Which brings us to the question of the new information and communication technologies and how to bring their benefits to the university.

Xavier University’s answer is typical: build a building around the new technologies, and have the students come to the building to use them.

From the Chronicle, January 1,2008:

“A $28-million building called the Learning Commons will be erected to house the organization and serve as a center for various educational programs. Users will be able to get technical help, use multimedia software at any one of a bank of computers, view the library’s online holdings, and have their reference questions answered.

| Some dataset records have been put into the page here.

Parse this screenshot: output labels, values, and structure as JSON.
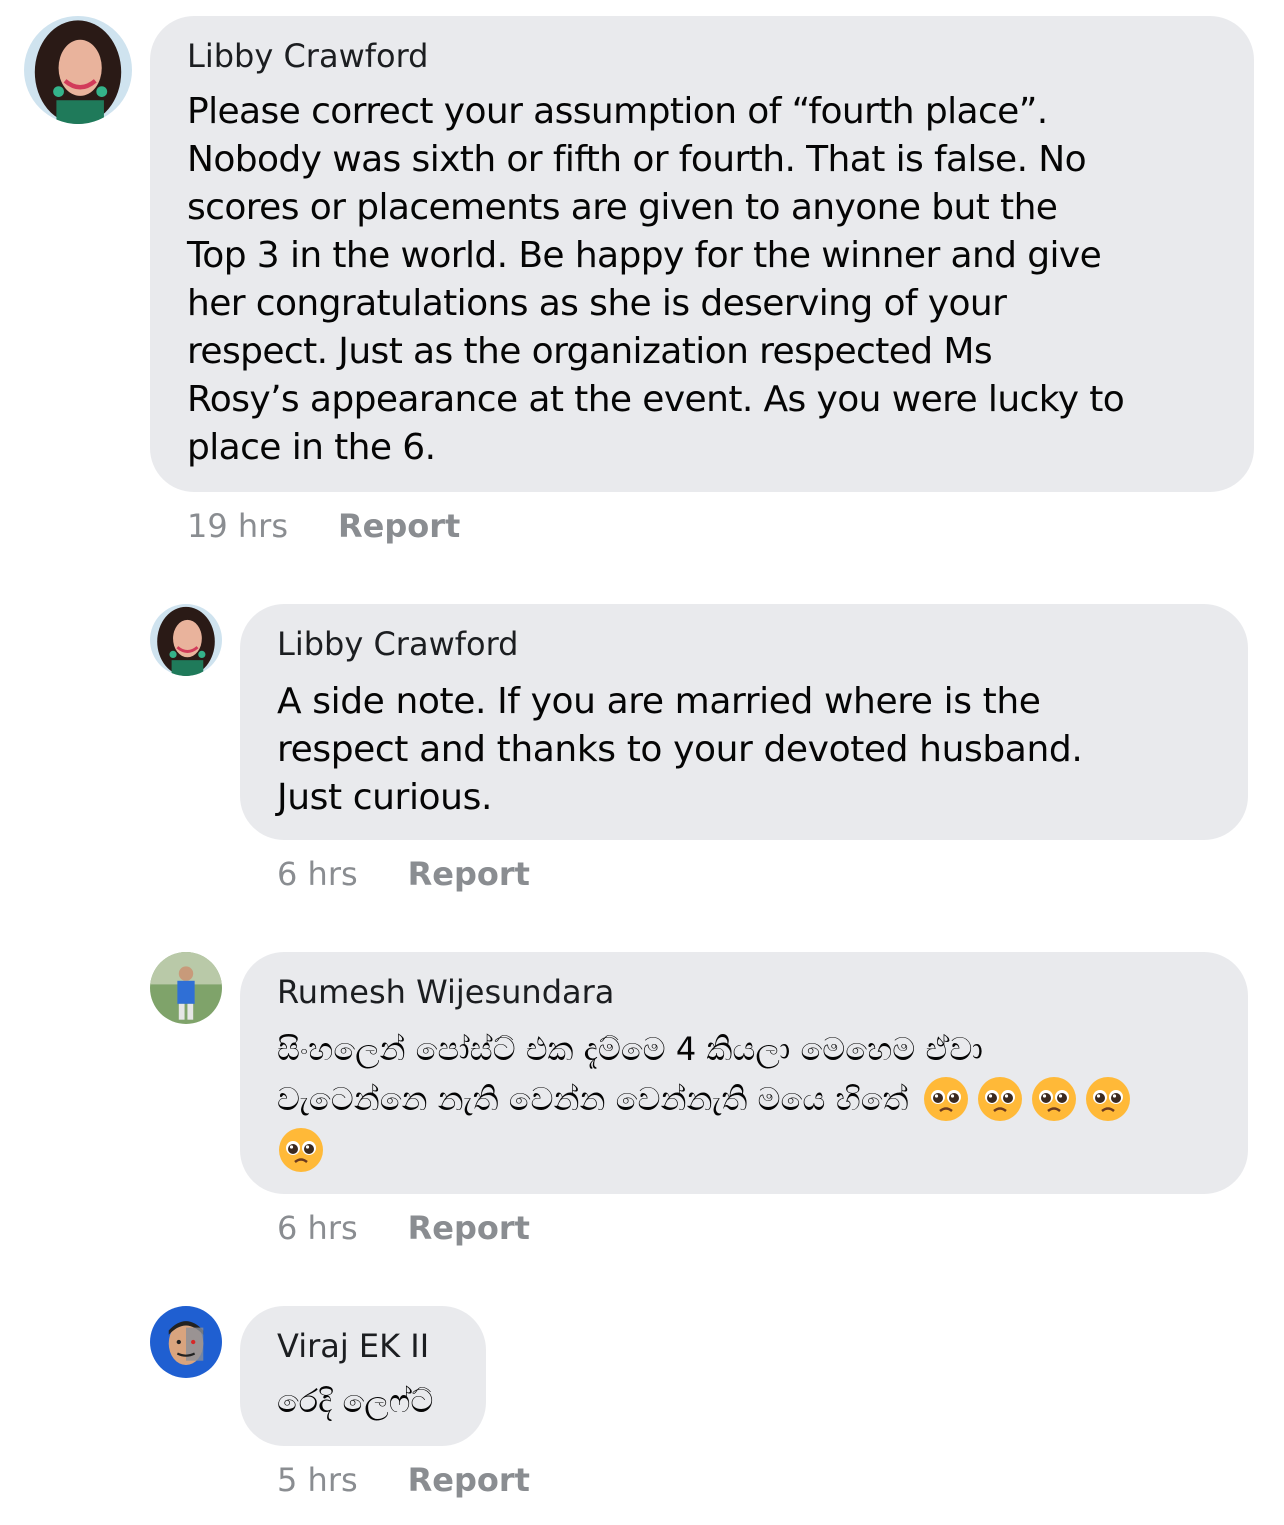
{
  "comments": [
    {
      "author": "Libby Crawford",
      "text": "Please correct your assumption of “fourth place”.\nNobody was sixth or fifth or fourth. That is false. No\nscores or placements are given to anyone but the\nTop 3 in the world. Be happy for the winner and give\nher congratulations as she is deserving of your\nrespect. Just as the organization respected Ms\nRosy’s appearance at the event. As you were lucky to\nplace in the 6.",
      "time": "19 hrs",
      "report_label": "Report"
    },
    {
      "author": "Libby Crawford",
      "text": "A side note. If you are married where is the\nrespect and thanks to your devoted husband.\nJust curious.",
      "time": "6 hrs",
      "report_label": "Report"
    },
    {
      "author": "Rumesh Wijesundara",
      "text_line1": "සිංහලෙන් පෝස්ට් එක දැම්මෙ 4 කියලා මෙහෙම ඒවා",
      "text_line2": "වැටෙන්නෙ නැති වෙන්න වෙන්නැති මයෙ හිතේ",
      "emoji": "pleading-face-emoji",
      "time": "6 hrs",
      "report_label": "Report"
    },
    {
      "author": "Viraj EK II",
      "text": "රෙදි ලෙෆ්ට්",
      "time": "5 hrs",
      "report_label": "Report"
    }
  ],
  "colors": {
    "bubble": "#e9eaed",
    "meta": "#8a8d91",
    "text": "#050505"
  }
}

“The library, which will be attached to the new building, is being refashioned as simply a warehouse for books.”

eskow02The Xavier officials, of course, could not have seen the October 17, 2008 issue of the Chronicle and the story headlines “Colleges Struggle to Keep ‘Smart Classrooms’ Up to Date,” which  describes such a “learning commons” shared by the University of Colorado at Denver, Metropolitan State College of Denver, and the Community College of Denver.

“Professors who hold classes there say that years of financial neglect have left the smart classrooms nearly unusable.”

Xavier, then, might find that its $28-million is only the beginning of its commitment to keep its Commons smart and usable.

We need—need desperately—a new Learning Commons: a new Agora.

There are those who point out that we already have such a commons in the Internet itself. It is a worldwide commons that need not be enclosed in buildings: indeed, its possibilities for serving students and teachers and researchers are limited when it is enclosed.

The new Agora of the Internet is classroom, lecture hall, library, and students can take the Agora with them and listen to lectures and read books and engage in dialog with teachers and students who are scattered in time and space.

MIT, Yale, Stanford, Rice have put syllabi and lectures online.

David Wiley, then at Utah State, let unenrolled students take one of his online courses, and gave them his own unofficial certificates to show employers: this as a public service. And Stephen Downes and George Siemens allowed more than 2,000 unofficial students to take their online course “Connectivism and Connected Knowledge.”

There is a new Agora in the process of creation, a new Commons. And it will flourish free of the constraints of buildings, and, if we let learning move to where it is needed, we will enrich the lives of all those who can’t find their way to our buildings, or can’t afford the price of admission.